With this article, that project is bearing its first fruit. I
hope you enjoy reading Rabbi Louis Rieser's research and the papers
that have yet to come.
--Rabbi Judith Z. Abrams, Ph.D.
BH
Once it was clear that the cause was lost, one sage, Rabban Yohanan ben Zakkai, was willing to commit to a "paradigm shift" that would change Judaism forever. He abandoned Jerusalem to save Judaism by founding a school for study of the sages' wisdom in Yavneh.
Abba Sikra, the head of the biyonim in Jerusalem was the son of the sister of Rabban Yohanan ben Zakkai. He sent to him [Rabban Yohanan ben Zakkai, his uncle] saying: Come to visit me secretly. [Rabban Yohanan ben Zakkai] went and he said to him: How long are you going to keep doing this [military action of defending the city] and kill all the world with starvation? He said to him: What can I do? If I say anything to them, they will kill me.
He said to him: Make some plan for me to leave [Jerusalem]. It is possible that I shall be able to save a little.
[Abba Sikra] said to him: Pretend to be sick and let every one come to inquire about you. Bring some foul smelling thing and put it by you so that they will say you are dead. Then let your students get under your bed, but no others, so that they shall not notice that you are still light, since a living being is lighter than a corpse. He did so and Rabbi Eliezer went in [under the bier] from one side and Rabbi Yehoshua from the other. When they reached the door, some men wanted to put a lance through the bier. He said to them: They [the Romans] will say: They have pierced their master? They wanted to give it a push. He said to them: They will say: They pushed their master. They opened [a city] gate for him and he [Rabban Yohanan ben Zakkai] got away. (B. Gittin 56a)

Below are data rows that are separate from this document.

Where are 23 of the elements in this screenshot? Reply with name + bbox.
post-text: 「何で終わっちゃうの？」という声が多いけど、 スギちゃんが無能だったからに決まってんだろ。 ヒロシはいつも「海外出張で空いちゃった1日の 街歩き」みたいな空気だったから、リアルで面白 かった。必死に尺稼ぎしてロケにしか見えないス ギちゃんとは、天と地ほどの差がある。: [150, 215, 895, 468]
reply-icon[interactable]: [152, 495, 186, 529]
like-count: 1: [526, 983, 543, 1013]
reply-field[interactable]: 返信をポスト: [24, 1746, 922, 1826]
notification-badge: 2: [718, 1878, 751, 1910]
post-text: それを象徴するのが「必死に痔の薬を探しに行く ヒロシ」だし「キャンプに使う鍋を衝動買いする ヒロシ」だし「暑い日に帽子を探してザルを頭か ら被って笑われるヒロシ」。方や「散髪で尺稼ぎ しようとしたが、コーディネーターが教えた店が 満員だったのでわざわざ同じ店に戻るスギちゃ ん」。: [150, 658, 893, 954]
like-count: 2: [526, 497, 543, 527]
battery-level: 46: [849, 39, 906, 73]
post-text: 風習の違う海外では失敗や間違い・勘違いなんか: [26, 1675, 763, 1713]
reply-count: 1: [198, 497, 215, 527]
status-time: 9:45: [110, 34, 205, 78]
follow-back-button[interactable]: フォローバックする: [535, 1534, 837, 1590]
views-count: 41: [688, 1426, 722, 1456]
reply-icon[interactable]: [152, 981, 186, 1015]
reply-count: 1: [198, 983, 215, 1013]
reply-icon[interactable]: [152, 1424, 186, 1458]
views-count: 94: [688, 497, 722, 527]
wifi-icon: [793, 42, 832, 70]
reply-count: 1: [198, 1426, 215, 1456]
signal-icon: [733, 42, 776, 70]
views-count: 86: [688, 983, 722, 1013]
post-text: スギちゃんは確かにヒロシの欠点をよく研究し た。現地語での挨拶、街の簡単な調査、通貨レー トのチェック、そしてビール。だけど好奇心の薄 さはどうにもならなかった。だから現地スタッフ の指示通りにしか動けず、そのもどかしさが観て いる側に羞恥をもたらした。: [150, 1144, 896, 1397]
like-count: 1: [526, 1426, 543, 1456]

Through this legerdemain, Rabban Yohanan ben Zakkai escapes, with the aid of two of his greatest pupils (who, interestingly enough, were opponents in the Academy). And what did he seek to establish? The sages' learning, the Davidic line of leadership and a replacement for the Temple.
He [Rabbi Yohanan] said to him [the Roman ruler]: Give me Yavneh and its sages and the dynasty of Rabban Gamliel and the doctors who healed Rabbi Tsadok. (B. Gitten 56b)
We can understand the Temple and its personnel in much the same way as we think of hospitals today. A hospital is a place of healing and so was the Temple. Hospital staffs are arranged hierarchically: heads of sections, M.D.s, nurses, technicians and patients. So the "staff" of the Temple was arranged hierarchically as well. Strict rules regarding cleanliness and purity apply in hospitals and analogous rules applied in the Temple, too. The Temple is not dead, is merely transformed in this paradigm shift.